The first of these is that the bridge superstructure, dating from 1930, is a lovely Art Deco design. (It does not show itself to advantage in the photo in your article.) So few utilitarian structures designed in current times are given that much artistic consideration, and Laconia has few structures that preserve the Art Deco aesthetic. We are losing a rare piece of the Laconia artistic history — as we must — but it is good that the developers are concerned with providing a visually pleasing replacement. I urge everyone to go look at this bridge, a simple utilitarian guardrail, which they have driven and walked past for decades without really looking at it.
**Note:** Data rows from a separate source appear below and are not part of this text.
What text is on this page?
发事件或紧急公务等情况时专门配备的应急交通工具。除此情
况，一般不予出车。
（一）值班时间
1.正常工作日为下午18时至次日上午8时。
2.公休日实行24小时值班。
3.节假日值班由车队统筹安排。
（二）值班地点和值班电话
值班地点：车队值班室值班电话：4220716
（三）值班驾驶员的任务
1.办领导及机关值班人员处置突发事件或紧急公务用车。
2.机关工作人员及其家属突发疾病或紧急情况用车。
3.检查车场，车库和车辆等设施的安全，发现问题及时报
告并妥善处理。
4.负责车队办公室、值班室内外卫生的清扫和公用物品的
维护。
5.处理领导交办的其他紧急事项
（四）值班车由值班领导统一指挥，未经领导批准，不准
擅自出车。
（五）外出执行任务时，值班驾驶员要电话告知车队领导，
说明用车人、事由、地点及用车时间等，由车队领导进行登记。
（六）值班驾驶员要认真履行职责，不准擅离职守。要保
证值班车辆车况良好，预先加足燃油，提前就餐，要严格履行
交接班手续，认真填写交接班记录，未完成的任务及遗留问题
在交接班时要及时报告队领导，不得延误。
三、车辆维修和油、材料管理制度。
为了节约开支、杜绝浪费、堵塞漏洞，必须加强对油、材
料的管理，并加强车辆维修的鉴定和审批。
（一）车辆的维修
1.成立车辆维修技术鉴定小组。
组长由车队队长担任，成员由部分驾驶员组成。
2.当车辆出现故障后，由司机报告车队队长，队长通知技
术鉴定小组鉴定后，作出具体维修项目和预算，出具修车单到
The second issue is the archaeology of the area where the short detour for emergency vehicles is routed. I asked: What is known, what has been published about the archaeological finds underlying that route, and what is being done to protect them? The response was not entirely encouraging. The committee assured me that there would not be any digging or any disturbance below the surface, and that, anyway, pots had already been recovered and stored in historical collections. But the archaeology of a people is not just in its pots. (That is only the stuff that people sell.) It is in the delicate contexts that could be destroyed by the passage of heavy vehicles — hearths, postholes, burial grounds — which truly document the habitation patterns of an ancient people. The good news is that most of the route is over ground that is already paved. The short section that is not paved will be covered by a removable surface that preserves the drainage, but provides no structural protection.

We pray for few emergencies in the Weirs in the month of April. Anyway.